Since the Great Recession the global economy has muddled along, sluggish in growth, lacking in vigour. But some recent goods news
has sparked discussion an emerging American economic recovery.
A couple of weeks ago WP published an interview with Dan Bastasic, vice president of investments and lead portfolio manager for the IA Clarington new Strategic U.S. Growth & Income fund. Bastasic's premise: American growth is returning. Five years of recovery have sowed the seeds for the next secular bull market. A "deleveraged", less debt-constrained consumer, a recovering housing market, and new supplies of energy are laying the ground work for a multi-year investment opportunity.
"There is some growth returning. We think we see the first indicators of this around the edges," said Bastasic at the time. Key indices such the producer price index is no longer falling. There has been an uptick in the CPI. "We're starting to see [a recovery]," said Bastasic.
The latest stats seem to confirm the positive outlook. The strong job report Thursday surprised many. Reports suggest companies such as Ford Motor Co. are adding staff. The improvements in employment will lead to gains in incomes, this will spur demand.

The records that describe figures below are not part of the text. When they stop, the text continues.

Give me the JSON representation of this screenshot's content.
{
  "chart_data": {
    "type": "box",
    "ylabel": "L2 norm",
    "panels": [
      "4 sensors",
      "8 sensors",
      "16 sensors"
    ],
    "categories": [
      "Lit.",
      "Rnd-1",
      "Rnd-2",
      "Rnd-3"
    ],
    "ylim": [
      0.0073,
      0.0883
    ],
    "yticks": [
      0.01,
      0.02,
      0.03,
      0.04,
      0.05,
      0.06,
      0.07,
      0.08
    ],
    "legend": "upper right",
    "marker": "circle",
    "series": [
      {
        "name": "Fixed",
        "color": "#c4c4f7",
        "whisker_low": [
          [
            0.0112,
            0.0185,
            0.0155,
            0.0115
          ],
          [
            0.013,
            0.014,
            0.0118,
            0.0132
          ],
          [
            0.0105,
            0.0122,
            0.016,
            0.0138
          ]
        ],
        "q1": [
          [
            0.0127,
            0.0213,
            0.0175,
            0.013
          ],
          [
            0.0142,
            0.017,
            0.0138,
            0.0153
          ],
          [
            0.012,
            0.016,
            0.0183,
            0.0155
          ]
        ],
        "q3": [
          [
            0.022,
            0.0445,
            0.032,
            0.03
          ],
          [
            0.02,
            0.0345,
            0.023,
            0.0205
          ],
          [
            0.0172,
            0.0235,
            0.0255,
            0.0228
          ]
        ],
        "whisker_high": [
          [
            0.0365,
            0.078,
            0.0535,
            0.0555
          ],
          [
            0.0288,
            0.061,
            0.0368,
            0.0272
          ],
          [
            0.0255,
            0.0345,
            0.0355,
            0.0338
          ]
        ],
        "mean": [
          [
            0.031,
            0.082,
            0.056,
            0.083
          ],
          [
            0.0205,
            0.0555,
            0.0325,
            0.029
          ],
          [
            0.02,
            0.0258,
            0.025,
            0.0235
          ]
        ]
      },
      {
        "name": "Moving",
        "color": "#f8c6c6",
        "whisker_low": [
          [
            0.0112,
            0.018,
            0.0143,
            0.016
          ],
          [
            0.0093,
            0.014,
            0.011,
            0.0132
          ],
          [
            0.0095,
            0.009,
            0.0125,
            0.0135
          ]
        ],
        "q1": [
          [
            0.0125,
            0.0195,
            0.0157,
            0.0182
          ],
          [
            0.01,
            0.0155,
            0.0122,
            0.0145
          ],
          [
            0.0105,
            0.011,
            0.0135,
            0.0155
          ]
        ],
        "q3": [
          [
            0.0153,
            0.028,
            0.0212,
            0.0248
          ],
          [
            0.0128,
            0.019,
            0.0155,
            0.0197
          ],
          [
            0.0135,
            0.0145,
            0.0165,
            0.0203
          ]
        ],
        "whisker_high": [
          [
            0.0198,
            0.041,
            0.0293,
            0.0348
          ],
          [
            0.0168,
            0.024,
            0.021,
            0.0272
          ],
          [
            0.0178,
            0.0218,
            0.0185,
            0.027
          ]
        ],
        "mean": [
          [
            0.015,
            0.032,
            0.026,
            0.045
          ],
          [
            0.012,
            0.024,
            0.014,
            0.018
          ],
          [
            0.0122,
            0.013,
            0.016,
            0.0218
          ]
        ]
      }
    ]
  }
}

A virtuous circle begins to turn.
Indicative of this potential: Yields on treasury securities climbed yesterday as the great investing herd began to move out of treasuries on expectations an improving economy could see the Federal Reserve raise rates sooner than expected. "The last leg up for this market will be the repositioning of all that bond money back to equity markets," said Bastastic two weeks ago.
If there is a worry out there, it is that the masked black-flagged Sunni militias closing in on Baghdad, will disrupt the recovery. A Citigroup report released yesterday suggests a potential Black Swan event might be oil supply shocks. In the past such shocks have caused equities to drop 30 percent. A decline like that from current levels would see the Dow Jones to below 12,000 and the Standard & Poor's 500 Index to under 1,400.
Whether or not that will happen is a question that finds an answer in the region of the desert where the border between Iraq and Syria used to be. Abu Bakr al-Baghdadi, the self-proclaimed leader of the Islamic State, has promised to lead the conquest of "Rome" as he called on Muslims to migrate to his new land to fight for a new Muslim Caliphate. Adding muscle to the claims of the Sunni militant group is the fact that the force recently wrested control of al-Omar oil field, Syria's largest and most important oil facility. The field has a capacity of 75,000 barrels of oil daily. "We took control without any clashes. They just fled," an ISIS fighter was quoted as saying.
As the world turns and burns, as the events of the high age of oil play out, let's hope the lid can be kept on the chaos before market gains evaporate.